Cite as: http://hdl.handle.net/11858/00-001M-0000-0013-D4DD-9
Abstract
When we look at a polished metal kettle we get a remarkably strong impression of its 3-D shape. The question what are the underlying mechanisms to recover the shape of a mirrored object from a single static image (eg a photograph) remains. In general, this task is ill-posed since infinitely many possible combinations of the illumination pattern from the surrounding scene and surface properties can generate the same image. Here, we present a biologically motivated model for analysing images of mirrored objects to recover 3-D geometric shape properties. In order to constrain the space of possible solutions, we assume that the reflected scene contains isotropic contrast information.

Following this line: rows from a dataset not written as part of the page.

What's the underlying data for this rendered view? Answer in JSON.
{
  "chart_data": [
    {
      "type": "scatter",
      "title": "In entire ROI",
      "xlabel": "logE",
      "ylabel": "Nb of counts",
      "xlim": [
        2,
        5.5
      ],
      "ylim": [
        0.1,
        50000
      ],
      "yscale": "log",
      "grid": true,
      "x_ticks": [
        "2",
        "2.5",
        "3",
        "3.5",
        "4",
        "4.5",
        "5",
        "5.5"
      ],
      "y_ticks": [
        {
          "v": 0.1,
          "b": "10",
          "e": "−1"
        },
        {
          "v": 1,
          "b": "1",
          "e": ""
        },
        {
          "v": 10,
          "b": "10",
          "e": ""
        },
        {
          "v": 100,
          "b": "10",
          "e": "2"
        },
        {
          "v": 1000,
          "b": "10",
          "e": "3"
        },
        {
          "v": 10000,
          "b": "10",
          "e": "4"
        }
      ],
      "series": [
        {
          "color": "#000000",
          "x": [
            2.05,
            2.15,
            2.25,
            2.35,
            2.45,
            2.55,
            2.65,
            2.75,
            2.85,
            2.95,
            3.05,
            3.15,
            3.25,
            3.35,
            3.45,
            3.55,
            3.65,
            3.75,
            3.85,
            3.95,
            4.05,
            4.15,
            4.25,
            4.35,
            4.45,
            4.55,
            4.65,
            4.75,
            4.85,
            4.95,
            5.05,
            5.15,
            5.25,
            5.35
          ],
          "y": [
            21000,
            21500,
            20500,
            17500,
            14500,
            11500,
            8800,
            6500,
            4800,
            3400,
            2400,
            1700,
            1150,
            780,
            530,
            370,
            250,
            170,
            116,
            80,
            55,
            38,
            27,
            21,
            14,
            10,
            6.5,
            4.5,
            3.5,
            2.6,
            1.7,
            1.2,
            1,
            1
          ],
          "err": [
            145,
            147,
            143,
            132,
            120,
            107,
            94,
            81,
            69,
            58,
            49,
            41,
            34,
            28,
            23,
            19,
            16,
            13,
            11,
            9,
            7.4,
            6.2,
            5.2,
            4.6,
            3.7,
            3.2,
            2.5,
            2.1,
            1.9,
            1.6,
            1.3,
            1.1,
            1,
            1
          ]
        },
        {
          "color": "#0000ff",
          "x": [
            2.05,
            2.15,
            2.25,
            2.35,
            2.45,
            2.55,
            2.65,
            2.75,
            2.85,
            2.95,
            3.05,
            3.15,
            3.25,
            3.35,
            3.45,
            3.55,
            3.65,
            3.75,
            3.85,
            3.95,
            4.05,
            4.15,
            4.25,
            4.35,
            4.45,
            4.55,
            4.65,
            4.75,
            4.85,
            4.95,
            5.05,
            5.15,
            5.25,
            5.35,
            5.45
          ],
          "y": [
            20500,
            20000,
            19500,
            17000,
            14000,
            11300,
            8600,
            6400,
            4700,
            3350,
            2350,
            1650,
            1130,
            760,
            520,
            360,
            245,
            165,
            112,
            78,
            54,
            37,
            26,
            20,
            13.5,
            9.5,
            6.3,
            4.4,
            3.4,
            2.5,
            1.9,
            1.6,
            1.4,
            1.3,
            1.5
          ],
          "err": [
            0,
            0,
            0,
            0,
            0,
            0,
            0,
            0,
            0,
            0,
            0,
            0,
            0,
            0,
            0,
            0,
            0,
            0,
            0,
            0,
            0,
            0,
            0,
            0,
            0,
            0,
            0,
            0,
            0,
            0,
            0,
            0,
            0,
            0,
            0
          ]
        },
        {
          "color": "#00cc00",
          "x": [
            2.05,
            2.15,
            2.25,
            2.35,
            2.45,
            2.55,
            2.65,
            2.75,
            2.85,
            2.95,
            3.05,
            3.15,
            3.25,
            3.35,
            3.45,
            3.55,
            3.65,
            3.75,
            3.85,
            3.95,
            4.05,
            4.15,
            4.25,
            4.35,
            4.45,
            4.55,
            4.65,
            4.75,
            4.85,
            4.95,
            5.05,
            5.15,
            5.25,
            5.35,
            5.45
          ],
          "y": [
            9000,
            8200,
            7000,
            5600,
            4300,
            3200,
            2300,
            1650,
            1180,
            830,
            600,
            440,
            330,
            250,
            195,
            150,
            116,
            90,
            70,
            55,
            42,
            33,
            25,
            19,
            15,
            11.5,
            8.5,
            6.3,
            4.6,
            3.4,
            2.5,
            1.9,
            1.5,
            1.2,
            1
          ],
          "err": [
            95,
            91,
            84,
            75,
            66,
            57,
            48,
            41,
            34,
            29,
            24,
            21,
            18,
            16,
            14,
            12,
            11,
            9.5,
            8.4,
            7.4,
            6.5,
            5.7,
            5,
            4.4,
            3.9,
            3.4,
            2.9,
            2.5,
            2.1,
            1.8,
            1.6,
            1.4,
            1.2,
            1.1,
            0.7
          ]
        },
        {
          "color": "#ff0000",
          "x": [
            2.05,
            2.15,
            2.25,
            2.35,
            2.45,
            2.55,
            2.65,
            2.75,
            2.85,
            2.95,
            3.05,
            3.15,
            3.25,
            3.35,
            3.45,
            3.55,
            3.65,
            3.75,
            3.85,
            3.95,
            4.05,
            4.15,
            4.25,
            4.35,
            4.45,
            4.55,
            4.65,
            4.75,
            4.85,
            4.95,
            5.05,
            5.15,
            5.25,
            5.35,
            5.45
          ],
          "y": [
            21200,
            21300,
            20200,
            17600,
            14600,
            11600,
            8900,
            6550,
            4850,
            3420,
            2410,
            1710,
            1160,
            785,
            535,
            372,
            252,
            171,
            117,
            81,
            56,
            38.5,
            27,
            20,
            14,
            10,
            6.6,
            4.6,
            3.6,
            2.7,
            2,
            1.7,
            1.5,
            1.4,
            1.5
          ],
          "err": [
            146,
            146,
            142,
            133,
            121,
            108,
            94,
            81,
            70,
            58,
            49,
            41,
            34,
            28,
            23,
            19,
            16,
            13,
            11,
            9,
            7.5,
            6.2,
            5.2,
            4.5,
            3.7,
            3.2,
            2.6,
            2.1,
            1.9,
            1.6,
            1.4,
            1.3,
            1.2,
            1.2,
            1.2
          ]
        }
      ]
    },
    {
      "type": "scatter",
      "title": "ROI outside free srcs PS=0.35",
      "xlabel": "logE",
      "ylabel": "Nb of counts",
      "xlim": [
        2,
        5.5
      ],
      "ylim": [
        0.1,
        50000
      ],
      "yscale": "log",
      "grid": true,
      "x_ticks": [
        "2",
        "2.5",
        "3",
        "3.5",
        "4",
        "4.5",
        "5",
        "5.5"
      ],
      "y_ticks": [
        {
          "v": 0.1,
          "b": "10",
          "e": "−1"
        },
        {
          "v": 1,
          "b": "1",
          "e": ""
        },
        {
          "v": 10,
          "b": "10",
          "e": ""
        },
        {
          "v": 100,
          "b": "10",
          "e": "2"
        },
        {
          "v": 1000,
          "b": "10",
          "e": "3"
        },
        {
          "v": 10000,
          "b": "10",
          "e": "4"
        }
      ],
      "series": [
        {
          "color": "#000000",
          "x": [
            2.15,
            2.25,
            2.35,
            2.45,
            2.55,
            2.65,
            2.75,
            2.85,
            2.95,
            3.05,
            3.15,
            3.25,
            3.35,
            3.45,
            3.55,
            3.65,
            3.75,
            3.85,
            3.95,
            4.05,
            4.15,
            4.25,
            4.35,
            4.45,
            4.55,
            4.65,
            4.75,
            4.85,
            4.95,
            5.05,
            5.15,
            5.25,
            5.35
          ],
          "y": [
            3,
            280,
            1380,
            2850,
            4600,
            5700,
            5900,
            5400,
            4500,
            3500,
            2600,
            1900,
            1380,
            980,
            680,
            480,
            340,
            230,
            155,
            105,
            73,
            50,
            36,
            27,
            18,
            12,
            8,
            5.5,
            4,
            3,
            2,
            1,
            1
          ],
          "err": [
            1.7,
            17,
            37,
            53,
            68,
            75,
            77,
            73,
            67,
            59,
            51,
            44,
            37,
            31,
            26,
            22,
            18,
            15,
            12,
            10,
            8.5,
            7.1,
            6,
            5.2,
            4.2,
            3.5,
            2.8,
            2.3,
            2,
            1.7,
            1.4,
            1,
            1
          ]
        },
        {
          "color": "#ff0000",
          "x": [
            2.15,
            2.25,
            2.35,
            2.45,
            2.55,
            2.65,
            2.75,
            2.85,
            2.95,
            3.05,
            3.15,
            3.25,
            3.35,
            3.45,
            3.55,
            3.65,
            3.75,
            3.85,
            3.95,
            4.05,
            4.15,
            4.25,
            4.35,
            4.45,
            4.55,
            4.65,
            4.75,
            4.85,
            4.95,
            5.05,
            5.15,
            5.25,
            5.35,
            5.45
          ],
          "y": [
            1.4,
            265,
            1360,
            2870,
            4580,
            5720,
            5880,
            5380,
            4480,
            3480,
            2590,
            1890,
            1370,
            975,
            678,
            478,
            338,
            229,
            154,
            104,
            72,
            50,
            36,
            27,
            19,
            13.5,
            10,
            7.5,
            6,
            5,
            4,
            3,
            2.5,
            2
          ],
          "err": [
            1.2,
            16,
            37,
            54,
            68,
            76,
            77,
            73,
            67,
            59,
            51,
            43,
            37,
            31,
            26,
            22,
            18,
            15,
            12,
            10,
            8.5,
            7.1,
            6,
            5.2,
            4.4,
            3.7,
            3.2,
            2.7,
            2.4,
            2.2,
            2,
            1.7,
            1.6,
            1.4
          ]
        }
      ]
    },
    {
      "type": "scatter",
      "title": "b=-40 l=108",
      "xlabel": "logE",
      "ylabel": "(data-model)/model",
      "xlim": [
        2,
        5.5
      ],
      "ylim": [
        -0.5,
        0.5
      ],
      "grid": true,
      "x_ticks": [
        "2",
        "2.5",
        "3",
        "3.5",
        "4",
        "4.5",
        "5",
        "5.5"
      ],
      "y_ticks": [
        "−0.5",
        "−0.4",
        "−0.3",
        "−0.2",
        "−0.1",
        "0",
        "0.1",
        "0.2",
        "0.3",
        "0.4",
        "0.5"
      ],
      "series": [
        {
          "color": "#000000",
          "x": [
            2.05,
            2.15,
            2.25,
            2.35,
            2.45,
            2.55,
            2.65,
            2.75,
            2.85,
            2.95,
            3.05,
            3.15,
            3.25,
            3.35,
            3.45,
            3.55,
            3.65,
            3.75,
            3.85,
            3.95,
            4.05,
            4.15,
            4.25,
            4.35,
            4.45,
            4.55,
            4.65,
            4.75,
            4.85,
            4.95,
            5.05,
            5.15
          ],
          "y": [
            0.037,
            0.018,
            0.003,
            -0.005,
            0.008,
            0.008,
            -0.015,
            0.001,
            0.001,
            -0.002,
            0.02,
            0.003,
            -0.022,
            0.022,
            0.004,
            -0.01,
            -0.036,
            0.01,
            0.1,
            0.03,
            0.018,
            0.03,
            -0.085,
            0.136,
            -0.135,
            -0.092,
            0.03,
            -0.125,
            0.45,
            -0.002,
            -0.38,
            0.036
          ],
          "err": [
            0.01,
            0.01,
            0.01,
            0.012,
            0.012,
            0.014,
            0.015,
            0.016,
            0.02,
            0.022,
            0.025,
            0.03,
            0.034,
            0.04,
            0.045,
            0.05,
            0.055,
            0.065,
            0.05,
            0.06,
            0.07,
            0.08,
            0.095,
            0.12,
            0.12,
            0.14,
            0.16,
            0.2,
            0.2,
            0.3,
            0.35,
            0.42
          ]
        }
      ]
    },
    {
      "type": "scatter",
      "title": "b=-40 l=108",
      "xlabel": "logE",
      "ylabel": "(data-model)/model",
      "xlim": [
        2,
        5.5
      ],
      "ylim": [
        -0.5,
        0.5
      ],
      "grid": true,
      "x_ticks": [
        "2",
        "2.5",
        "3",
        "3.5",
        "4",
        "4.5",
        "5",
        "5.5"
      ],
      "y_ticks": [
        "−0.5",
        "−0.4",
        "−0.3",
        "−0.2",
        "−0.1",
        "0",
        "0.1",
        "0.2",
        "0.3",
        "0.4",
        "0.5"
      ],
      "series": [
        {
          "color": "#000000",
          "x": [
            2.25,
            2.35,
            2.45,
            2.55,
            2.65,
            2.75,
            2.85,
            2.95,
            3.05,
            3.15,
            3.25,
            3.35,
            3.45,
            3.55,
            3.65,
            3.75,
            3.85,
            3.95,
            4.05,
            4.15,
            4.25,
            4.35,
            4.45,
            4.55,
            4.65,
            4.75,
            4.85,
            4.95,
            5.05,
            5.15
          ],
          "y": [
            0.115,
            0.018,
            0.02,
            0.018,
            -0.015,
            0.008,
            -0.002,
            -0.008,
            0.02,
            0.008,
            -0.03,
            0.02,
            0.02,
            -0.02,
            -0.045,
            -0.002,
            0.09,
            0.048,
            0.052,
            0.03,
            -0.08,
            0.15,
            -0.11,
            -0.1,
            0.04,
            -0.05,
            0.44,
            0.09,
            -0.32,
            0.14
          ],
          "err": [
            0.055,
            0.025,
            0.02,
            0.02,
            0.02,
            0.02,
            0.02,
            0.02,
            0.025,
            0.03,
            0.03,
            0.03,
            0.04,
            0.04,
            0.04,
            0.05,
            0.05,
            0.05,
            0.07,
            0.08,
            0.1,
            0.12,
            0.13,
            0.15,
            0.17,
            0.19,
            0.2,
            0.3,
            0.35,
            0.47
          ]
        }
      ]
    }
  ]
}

When the scene is isotropic, the distortions of the reflected image are related to the surface curvature of the object (second derivatives of the surface function) (Fleming et al, 2004 Journal of Vision 4 798 - 820). First, we use orientation-selective Gabor filters (V1 cells) to extract the raw orientation and strength of the local distortions that are caused by the mirrored surface. Next, we pool context information from the vector field of orientations (inspired by V2 cells with long-range lateral connections) and use this as a feedback signal (Neumann and Sepp, 1999 Biological Cybernetics 81 425 - 444). The recurrent feedforward/feedback loop enhances and smooths the flow patterns of image orientations to recover the characteristic curvature properties. Our simulations demonstrate quantitatively that the model can reliably extract surface curvature information even when the reflected scene is not isotropic (ie the model can withstand violations of the basic assumptions). Our investigations thus provide a simple, neurally inspired mechanism for the representation and processing of mirrored objects by the visual system.